What CAD managers, or supervisors, would like to see out of a novice CAD user is likely not what you would always expect. A while back I posted a thread in the AUGI CAD managers forum to see what they thought I should focus on for a class I was writing. I was surprised to see how many of them were saying the same things I was already planning on saying. Here is a list of good general drafting practices that I've compiled after discussions with other CAD managers.
- None of the CAD Managers said I want someone who’s fast. It’s easy to want more speed so you can prove yourself at the new job. Experienced drafters and CAD Managers often see someone who is clicking their mouse like they’re playing a video game as someone who has potential to make mistakes. You don’t want them to have that impression of you.
- Always remember doing it fast twice is still slower that doing it carefully once. Don’t just work fast, work smart and find the right tool (command) for the job.
- If you find yourself saying “there must be a better way to do this” then you’re probably right. There is almost always more than one way to do something in AutoCAD. There may be a faster way that is worth investing a minute or two to discover.

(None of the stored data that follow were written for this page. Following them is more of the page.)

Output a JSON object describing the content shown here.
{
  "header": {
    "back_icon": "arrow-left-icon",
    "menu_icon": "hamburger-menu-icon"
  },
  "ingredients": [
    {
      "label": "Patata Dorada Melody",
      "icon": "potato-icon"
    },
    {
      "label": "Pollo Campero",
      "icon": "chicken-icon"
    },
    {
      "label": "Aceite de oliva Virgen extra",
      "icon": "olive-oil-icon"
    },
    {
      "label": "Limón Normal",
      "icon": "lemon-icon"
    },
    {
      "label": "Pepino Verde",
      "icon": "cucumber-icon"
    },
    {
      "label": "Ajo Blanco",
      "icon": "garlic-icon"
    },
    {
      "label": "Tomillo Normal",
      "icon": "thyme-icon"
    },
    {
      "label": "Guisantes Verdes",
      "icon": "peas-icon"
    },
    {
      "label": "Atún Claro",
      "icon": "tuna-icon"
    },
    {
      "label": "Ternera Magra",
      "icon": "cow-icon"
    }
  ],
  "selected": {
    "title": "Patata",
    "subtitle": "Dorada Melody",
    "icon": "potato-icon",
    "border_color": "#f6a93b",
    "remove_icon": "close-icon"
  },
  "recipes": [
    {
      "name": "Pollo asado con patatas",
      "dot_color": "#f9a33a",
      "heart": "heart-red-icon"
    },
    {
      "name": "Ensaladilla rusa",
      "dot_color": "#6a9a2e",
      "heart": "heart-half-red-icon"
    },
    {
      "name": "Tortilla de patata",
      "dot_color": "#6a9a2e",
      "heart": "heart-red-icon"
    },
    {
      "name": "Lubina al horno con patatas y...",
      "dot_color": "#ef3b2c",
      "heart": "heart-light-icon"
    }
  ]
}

- If you’re not sure about something, don't be afraid to ask a question. But only ask it once. Write down the answer so you can look it up later. There is such a thing as a stupid question; it’s the one you don’t ask, or the one you ask several times.
- Always check your plots before turning it in to the Engineer or Architect who gave it to you. Sometimes a mistake is obvious on paper that isn’t obvious on the screen.
- Always spell check a drawing before plotting it. Even someone with exceptional spelling skills can transpose letters when typing.